How to Not Sound Crazy When Talking About Your Psychedelic Experiences

It’s hard to talk about the world beyond to people who aren’t familiar with that range of frequencies

Even though the Internet has led to a sharing of shamanic knowledge completely unprecedented (and impossible) for any other point in the world’s history, it hasn’t filtered down to the mass consciousness yet. Probably it never will – the men of silver and iron and clay cannot be expected to concern themselves with what lies beyond this veil. This essay gives some tips for talking to them about the world beyond without sounding insane.

The most important thing is to have a feel for what the person you are talking to is likely to be able to handle. This means that you have to look for clues from what you already know about them to give hints about what they already believe.

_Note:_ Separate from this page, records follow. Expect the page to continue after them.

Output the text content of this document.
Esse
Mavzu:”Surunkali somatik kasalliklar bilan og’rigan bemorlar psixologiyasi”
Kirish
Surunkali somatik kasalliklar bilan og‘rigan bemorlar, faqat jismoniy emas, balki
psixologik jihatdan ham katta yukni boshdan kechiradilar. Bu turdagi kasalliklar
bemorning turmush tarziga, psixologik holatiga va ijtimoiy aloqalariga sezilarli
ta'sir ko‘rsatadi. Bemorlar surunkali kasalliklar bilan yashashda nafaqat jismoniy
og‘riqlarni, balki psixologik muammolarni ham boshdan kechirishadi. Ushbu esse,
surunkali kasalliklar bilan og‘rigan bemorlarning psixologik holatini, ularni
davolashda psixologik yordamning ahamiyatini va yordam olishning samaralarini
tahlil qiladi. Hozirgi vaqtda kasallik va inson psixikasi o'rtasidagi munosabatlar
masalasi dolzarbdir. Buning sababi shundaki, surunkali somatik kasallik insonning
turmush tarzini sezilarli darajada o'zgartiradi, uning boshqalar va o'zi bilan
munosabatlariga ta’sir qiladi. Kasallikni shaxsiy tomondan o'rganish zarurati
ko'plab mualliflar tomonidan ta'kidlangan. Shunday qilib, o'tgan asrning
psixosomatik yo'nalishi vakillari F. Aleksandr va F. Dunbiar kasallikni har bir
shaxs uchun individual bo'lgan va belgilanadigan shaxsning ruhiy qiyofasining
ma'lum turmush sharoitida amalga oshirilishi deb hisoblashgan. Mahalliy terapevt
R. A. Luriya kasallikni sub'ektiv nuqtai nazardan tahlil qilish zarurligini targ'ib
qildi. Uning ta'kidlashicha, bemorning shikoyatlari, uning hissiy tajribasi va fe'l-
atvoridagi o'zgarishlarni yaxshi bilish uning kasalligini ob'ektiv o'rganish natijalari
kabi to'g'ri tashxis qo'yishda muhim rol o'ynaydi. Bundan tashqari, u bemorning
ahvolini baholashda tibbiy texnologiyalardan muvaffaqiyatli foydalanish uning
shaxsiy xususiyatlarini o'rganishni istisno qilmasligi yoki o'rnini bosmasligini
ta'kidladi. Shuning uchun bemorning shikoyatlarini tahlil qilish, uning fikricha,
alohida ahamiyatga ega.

The easiest way to sound crazy is to express a belief that does not accord with consensual reality of the mass consciousness of the people around you. This is true whether you are in meatspace or cyberspace. The lower the intelligence of the person you are speaking to, the less likely it is that they will have challenged any belief widely-held by the people around them.

It is in this will to challenge consensual reality that most people judge sane from insane. All you have to do is to assert that things are not as they are commonly believed to be, and some people will start to consider you crazy. Essentially you only have to contradict the television, or in other cases the radio or FaceBook.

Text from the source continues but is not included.